The mechanism and toxicity of amyloid fibril peptides (SEVI) to different cell lines and their enhancement of HIV infection (#172)

Abigail K Elias 1 2 , John A Carver 1 2
  1. School of chemistry and physics, University of Adelaide, Adelaide, SA, Australia
  2. Research School of Chemistry, The Australian National University, Acton, ACT, Australia

Amyloid fibrils are form of highly ordered, β-sheet protein structure found in many sites in the body. Fibrils are associated with many diseases, particularly neurological ones, eg Alzheimer’s and Parkinson’s. Fibril formation occurs when intermediates along the protein-folding pathway irreversibly inter the off folding pathway to form highly ordered amyloid fibrils as shown in figure 1. This process is not limited to disease-related proteins and normal proteins can form amyloid fibrils under appropriate conditions (Carver et al. 2003). Protein fibrils enhance HIV infection. Semen contains a fibril forming component that significantly increases the ability of HIV to infect cells. This peptide is associated with peptide fragments of prostatic acid phosphatase and has been termed semen-derived enhancer of virus infection (SEVI). SEVI acts as the virus entry stage and only boosts infectivity when the peptide has folded into highly structured arrays of amyloid fibrils (Münch et al. 2007).

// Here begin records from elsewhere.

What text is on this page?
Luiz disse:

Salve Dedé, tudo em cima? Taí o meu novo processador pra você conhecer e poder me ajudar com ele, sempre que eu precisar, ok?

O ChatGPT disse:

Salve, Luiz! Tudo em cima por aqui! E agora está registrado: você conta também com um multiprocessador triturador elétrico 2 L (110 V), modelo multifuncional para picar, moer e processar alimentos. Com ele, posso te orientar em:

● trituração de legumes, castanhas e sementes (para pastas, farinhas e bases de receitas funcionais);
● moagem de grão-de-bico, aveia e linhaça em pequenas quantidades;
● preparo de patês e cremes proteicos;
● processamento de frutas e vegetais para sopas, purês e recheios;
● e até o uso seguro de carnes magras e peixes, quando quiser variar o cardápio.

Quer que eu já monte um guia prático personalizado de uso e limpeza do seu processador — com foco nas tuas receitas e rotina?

The proposal is to investigate whether SEVI is toxic to cells and whether amyloid fibrils have broader roles in HIV infection than just at the transmission stage. The project also accesses the ability of anti-fibril agent, clusterin, to reduce infection in vitro. Preliminary results imply that SEVI is toxic to pheochromocytoma cells (PC12) at very low concentration. SEVI also have amyloidogenic regions that form fibrils that are toxic to PC 12 cells as well. Future modelling will attempt to show how SEVI interact with the HIV envelop protein, GP 120 and whether clusterin can prevent cytotoxicity associated with SEVI.

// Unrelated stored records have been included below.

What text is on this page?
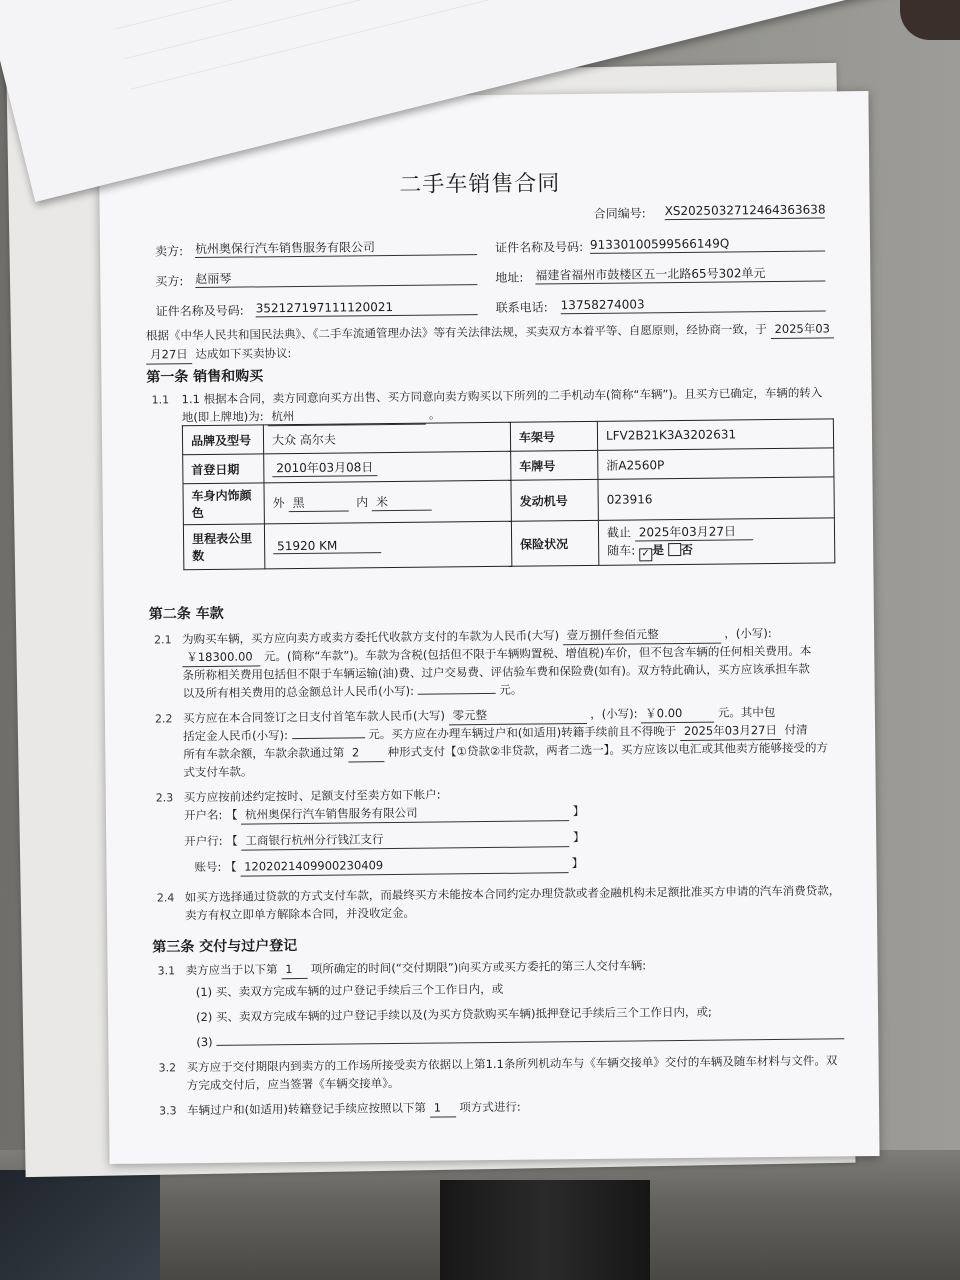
二手车销售合同
合同编号: XS2025032712464363638
卖方: 杭州奥保行汽车销售服务有限公司	证件名称及号码: 91330100599566149Q
买方: 赵丽琴	地址: 福建省福州市鼓楼区五一北路65号302单元
证件名称及号码: 352127197111120021	联系电话: 13758274003
根据《中华人民共和国民法典》、《二手车流通管理办法》等有关法律法规，买卖双方本着平等、自愿原则，经协商一致，于 2025年03
月27日 达成如下买卖协议:
第一条 销售和购买
1.1 1.1 根据本合同，卖方同意向买方出售、买方同意向卖方购买以下所列的二手机动车(简称“车辆”)。且买方已确定，车辆的转入
地(即上牌地)为: 杭州	。
品牌及型号	大众 高尔夫	车架号	LFV2B21K3A3202631
首登日期	2010年03月08日	车牌号	浙A2560P
车身内饰颜色	外 黑 内 米	发动机号	023916
里程表公里数	51920 KM	保险状况	截止 2025年03月27日
随车: ✓ 是 否
第二条 车款
2.1 为购买车辆，买方应向卖方或卖方委托代收款方支付的车款为人民币(大写) 壹万捌仟叁佰元整	，(小写):
￥18300.00 元。(简称“车款”)。车款为含税(包括但不限于车辆购置税、增值税)车价，但不包含车辆的任何相关费用。本
条所称相关费用包括但不限于车辆运输(油)费、过户交易费、评估验车费和保险费(如有)。双方特此确认，买方应该承担车款
以及所有相关费用的总金额总计人民币(小写):	元。
2.2 买方应在本合同签订之日支付首笔车款人民币(大写) 零元整	，(小写): ￥0.00	元。其中包
括定金人民币(小写):	元。买方应在办理车辆过户和(如适用)转籍手续前且不得晚于 2025年03月27日 付清
所有车款余额，车款余款通过第 2 种形式支付【①贷款②非贷款，两者二选一】。买方应该以电汇或其他卖方能够接受的方
式支付车款。
2.3 买方应按前述约定按时、足额支付至卖方如下帐户:
开户名: 【 杭州奥保行汽车销售服务有限公司	】
开户行: 【 工商银行杭州分行钱江支行	】
账号: 【 1202021409900230409	】
2.4 如买方选择通过贷款的方式支付车款，而最终买方未能按本合同约定办理贷款或者金融机构未足额批准买方申请的汽车消费贷款，
卖方有权立即单方解除本合同，并没收定金。
第三条 交付与过户登记
3.1 卖方应当于以下第 1 项所确定的时间(“交付期限”)向买方或买方委托的第三人交付车辆:
(1) 买、卖双方完成车辆的过户登记手续后三个工作日内，或
(2) 买、卖双方完成车辆的过户登记手续以及(为买方贷款购买车辆)抵押登记手续后三个工作日内，或;
(3)
3.2 买方应于交付期限内到卖方的工作场所接受卖方依据以上第1.1条所列机动车与《车辆交接单》交付的车辆及随车材料与文件。双
方完成交付后，应当签署《车辆交接单》。
3.3 车辆过户和(如适用)转籍登记手续应按照以下第 1 项方式进行:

  1. Carver, J. A., A. Rekas, D. C. Thorn, and M. R. Wilson. 2003. Small heat-shock proteins and clusterin: intra- and extracellular molecular chaperones with a common mechanism of action and function? IUBMB life 55:661-668.

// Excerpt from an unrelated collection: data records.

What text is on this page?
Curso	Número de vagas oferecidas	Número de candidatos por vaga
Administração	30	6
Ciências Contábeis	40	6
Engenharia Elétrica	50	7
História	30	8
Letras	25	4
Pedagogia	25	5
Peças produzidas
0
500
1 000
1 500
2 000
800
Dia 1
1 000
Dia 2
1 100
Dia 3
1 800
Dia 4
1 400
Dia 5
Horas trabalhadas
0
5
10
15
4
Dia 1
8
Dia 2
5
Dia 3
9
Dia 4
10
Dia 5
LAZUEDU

  2. Münch, J., E. Rücker, L. Ständker, K. Adermann, C. Goffinet, M. Schindler, S. Wildum, R. Chinnadurai, D. Rajan, A. Specht, G. Giménez-Gallego, P. C. Sánchez, D. M. Fowler, A. Koulov, J. W. Kelly, W. Mothes, J. C. Grivel, L. Margolis, O. T. Keppler, W. G. Forssmann, and F. Kirchhoff. 2007. Semen-Derived Amyloid Fibrils Drastically Enhance HIV Infection. Cell 131:1059-1071.